Some years ago zealous evangelicals sported bumper stickers cars that read: “I found it.” Feigning ignorance, I would ask a driver stopped at a light what it was he found. The answer of course was, “Jesus!” “Sakes alive – I didn’t know he’d gone missing.” I got some very interesting looks back.
Simon Peter, James, and John didn’t find Jesus. Jesus found them. And that’s how faith works. When one takes the leap of faith and falls into the hands of a loving God, our intellect, sound reasoning, or smarts didn’t get us there. God’s Spirit was already at work within. And that same spirit that catches Simon, and awakens him to the one sending him fishing is the same spirit you’ll experience calling your name. You and I haven’t found God. We come to see God had us all along. We just hadn’t noticed.
When we respond to God’s call, Jesus will take us to deeper places if we let him. Wonder how the story would have turned out had Simon said, “You’re crazy. No fish are here. We’re going in.” We, too, have to say “Yes” to Jesus’ invitation, just as Simon does. He awaits our response, our trust. Hearing is one thing. Doing something with what you hear is another. So be careful. Simon, James and John are so dazed and amazed, they leave everything to follow Jesus.
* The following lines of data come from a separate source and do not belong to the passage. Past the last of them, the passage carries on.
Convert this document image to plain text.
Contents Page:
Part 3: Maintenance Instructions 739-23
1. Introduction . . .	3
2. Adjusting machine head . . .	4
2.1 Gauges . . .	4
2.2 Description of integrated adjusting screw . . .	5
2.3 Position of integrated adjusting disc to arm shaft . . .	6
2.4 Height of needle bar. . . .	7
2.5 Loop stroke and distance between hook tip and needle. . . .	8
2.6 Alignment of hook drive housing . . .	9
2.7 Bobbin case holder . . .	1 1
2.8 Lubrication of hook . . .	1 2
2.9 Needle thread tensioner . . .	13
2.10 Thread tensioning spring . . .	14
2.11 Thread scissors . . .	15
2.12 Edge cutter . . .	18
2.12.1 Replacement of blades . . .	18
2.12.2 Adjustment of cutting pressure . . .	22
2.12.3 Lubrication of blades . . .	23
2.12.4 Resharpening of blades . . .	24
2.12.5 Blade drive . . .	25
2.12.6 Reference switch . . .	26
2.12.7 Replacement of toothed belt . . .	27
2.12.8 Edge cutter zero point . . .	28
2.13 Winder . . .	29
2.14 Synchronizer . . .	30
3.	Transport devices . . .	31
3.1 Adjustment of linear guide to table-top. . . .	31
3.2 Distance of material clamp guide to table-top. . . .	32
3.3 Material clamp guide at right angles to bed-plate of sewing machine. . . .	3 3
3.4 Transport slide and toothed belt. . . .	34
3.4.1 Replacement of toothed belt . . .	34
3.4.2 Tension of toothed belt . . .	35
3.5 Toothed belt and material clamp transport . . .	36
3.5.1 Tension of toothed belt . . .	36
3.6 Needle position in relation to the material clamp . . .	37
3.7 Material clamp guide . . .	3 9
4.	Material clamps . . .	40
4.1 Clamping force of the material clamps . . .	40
That’s pretty darn miraculous, too.
The real miracle, though, is incarnation; not just THE Incarnation of Christmas, but the incarnate, the indwelling of Jesus’ life in people like you and me. Jesus opens us to a new way of thinking, being and seeing the world – through God’s eyes. And we respond and follow, or row back to shore. When we realize we are becoming more other-concerned than self-concerned, that’s God at work. When we seek to love others first rather attract love for ourselves, that’s God at work within us. When we find we forgive and love some we haven’t wanted to – well, God’s spirit is there, reminding us of how much we God loves us, and forgives us first. When we start seeing Jesus in the eyes, the needs and cries of the poor, the hungry, homeless – God’s at work. I mean, think about it – would you ever think about loving your enemies rather than whacking them – if God wasn’t first at work in you? Of course not. It doesn’t make sense. We most likely won’t do this on our own. The divine life fills ours – incarnates. God comes to others through our flesh, blood, commitment, and love. And we will continue to hear God’s call in new ways, to new places, to new people. You have heard your name called. That’s why you are here.
Simon gave up the old ways, everything, when he realized he’d been found, and he said, “Yes!” not knowing where the journey would take him. We say “Yes,” too, turning toward God and giving all we can as vessels of God’s love and light in this world. That’s our mission at St. Paul’s.
Congratulations – we’ve been found, though God never loses us. And as we turn toward God, see the divine gaze of love falling on us, hear God’s voice within our hearts, and know God’s love, we find God’s life filling ours. Now that is truly miraculous. So, now let’s drop our nets and fishing poles, and go do some real fishing, with Jesus.